Nuri Fauzia Ahadini, siswa kelas V SDN Konang 4, menceritakan, perpindahan tersebut menghadirkan pengalaman yang tidak pernah dibayangkan sebelumnya. ”Agak sedih dan canggung,” ujarnya.

Dini menuturkan, kondisi paling terasa adalah fasilitas belajar. Tidak ada lagi bangku dan meja sekolah seperti yang selama ini dia gunakan.

Para siswa harus belajar secara lesehan. Meja kayu yang tersedia merupakan meja untuk mengaji. ”Orang sini menyebutnya kattok,” ucapnya.

Dini menerangkan, guru tidak bisa leluasa memberikan materi kepada siswa karena ada dua kelas dalam satu ruangan.

Baca Juga: Teladani Perjuangan dan Pengorbanan Para Pejuang, Siswa SMAN 2 Bangkalan Kunjungi Kediaman Veteran

Papan tulis hanya tersedia satu. Pengaturan pembelajaran pun harus bergantian. 

Bahkan, guru terpaksa berada di luar ruangan agar proses belajar dua kelas tetap berjalan.

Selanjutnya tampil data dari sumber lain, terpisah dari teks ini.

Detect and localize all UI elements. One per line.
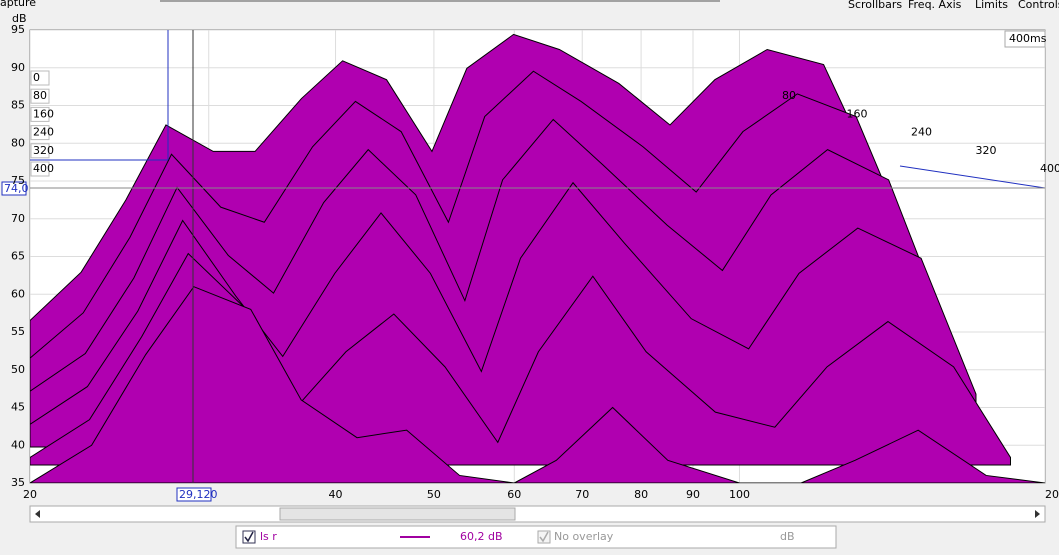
y-tick-label: 85 bbox=[11, 99, 25, 112]
x-tick-label: 60 bbox=[507, 488, 521, 501]
window-title: apture bbox=[0, 0, 36, 9]
menu-item[interactable]: Scrollbars bbox=[848, 0, 902, 11]
time-label-box bbox=[30, 125, 50, 141]
y-tick-label: 40 bbox=[11, 438, 25, 451]
time-box bbox=[1004, 30, 1046, 48]
cursor-right-line bbox=[899, 165, 1046, 189]
x-tick-label: 40 bbox=[329, 488, 343, 501]
y-tick-label: 95 bbox=[11, 23, 25, 36]
x-tick-label: 20 bbox=[23, 488, 37, 501]
time-label: 320 bbox=[33, 144, 54, 157]
y-tick-label: 90 bbox=[11, 61, 25, 74]
time-label-box bbox=[30, 70, 50, 86]
time-label-box bbox=[30, 106, 50, 122]
y-tick-label: 45 bbox=[11, 401, 25, 414]
time-label: 80 bbox=[33, 89, 47, 102]
legend-name: ls r bbox=[260, 530, 277, 543]
y-tick-label: 70 bbox=[11, 212, 25, 225]
time-label: 160 bbox=[846, 107, 867, 120]
x-tick-label: 80 bbox=[634, 488, 648, 501]
time-label-box bbox=[30, 88, 50, 104]
y-tick-label: 35 bbox=[11, 476, 25, 489]
x-tick-label: 50 bbox=[427, 488, 441, 501]
x-tick-label: 70 bbox=[575, 488, 589, 501]
time-label-box bbox=[30, 161, 50, 177]
x-tick-label: 90 bbox=[686, 488, 700, 501]
waterfall-slice bbox=[30, 286, 1045, 483]
y-axis-label: dB bbox=[12, 12, 27, 25]
time-label: 400 bbox=[1040, 162, 1059, 175]
time-label: 0 bbox=[33, 71, 40, 84]
legend bbox=[235, 525, 837, 549]
time-label: 80 bbox=[782, 89, 796, 102]
x-tick-label: 200 Hz bbox=[1045, 488, 1059, 501]
time-label: 240 bbox=[33, 126, 54, 139]
x-tick-label: 100 bbox=[729, 488, 750, 501]
y-tick-label: 75 bbox=[11, 174, 25, 187]
time-label-box bbox=[30, 143, 50, 159]
cursor-x-box bbox=[176, 487, 212, 502]
time-label: 160 bbox=[33, 107, 54, 120]
y-tick-label: 55 bbox=[11, 325, 25, 338]
cursor-y-box bbox=[1, 181, 27, 196]
menu-item[interactable]: Freq. Axis bbox=[908, 0, 962, 11]
cursor-x-label: 29,120 bbox=[179, 488, 218, 501]
legend-unit: dB bbox=[780, 530, 795, 543]
check bbox=[244, 531, 254, 543]
y-tick-label: 50 bbox=[11, 363, 25, 376]
time-box-label: 400ms bbox=[1009, 32, 1047, 45]
time-label: 320 bbox=[975, 144, 996, 157]
time-label: 400 bbox=[33, 162, 54, 175]
scrollbar-thumb[interactable] bbox=[279, 507, 516, 521]
menu-item[interactable]: Limits bbox=[975, 0, 1008, 11]
scrollbar[interactable] bbox=[29, 505, 1046, 523]
y-tick-label: 60 bbox=[11, 287, 25, 300]
cursor-y-label: 74,0 bbox=[4, 182, 29, 195]
y-tick-label: 80 bbox=[11, 136, 25, 149]
legend-reading: 60,2 dB bbox=[460, 530, 503, 543]
legend-overlay: No overlay bbox=[554, 530, 614, 543]
y-tick-label: 65 bbox=[11, 250, 25, 263]
time-label: 240 bbox=[911, 126, 932, 139]
menu-item[interactable]: Controls bbox=[1018, 0, 1059, 11]
check bbox=[539, 531, 549, 543]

”Tidak nyaman, tapi tidak ada pilihan,” tuturnya.

Karena musibah itu, tutur Dini, semua kegiatan harus dilakukan dengan menyesuaikan tempat.

Termasuk ketika ada pembagian makan bergizi gratis (MBG). Siswa tidak bisa menikmati makanan di dalam ruangan agar tidak kotor.

Dini menyampaikan, perubahan juga terasa dalam kegiatan di luar pembelajaran. Misalnya, kegiatan senam dan latihan gerak jalan.

”Latihan gerak jalan tidak ngumpul di sekolah lagi, tetapi ketemu di jalan dan bubar di jalan juga,” katanya.

Saat ini, lanjut Dini, hanya ada sekitar 10 siswa yang bertahan di kelas V.

Sebagian lainnya dipindahkan oleh orang tua ke sekolah lain karena khawatir terhadap keselamatan anak. 

Menurut Dini, perhatian pemerintah terhadap fasilitas pendidikan sangat penting.

Baca Juga: Harga Rp13 Jutaan, Insta360 X6 Tawarkan Rekaman 8K dan Perspektif 360 Derajat untuk Kreator yang Ingin Hasil Video Lebih Fleksibel

Sebab, sekolah merupakan tempat anak-anak mempersiapkan masa depan.

”Tolong, Bapak Pemerintah, lebih perhatikan fasilitas pendidikan daripada gedung MBG,” harapnya.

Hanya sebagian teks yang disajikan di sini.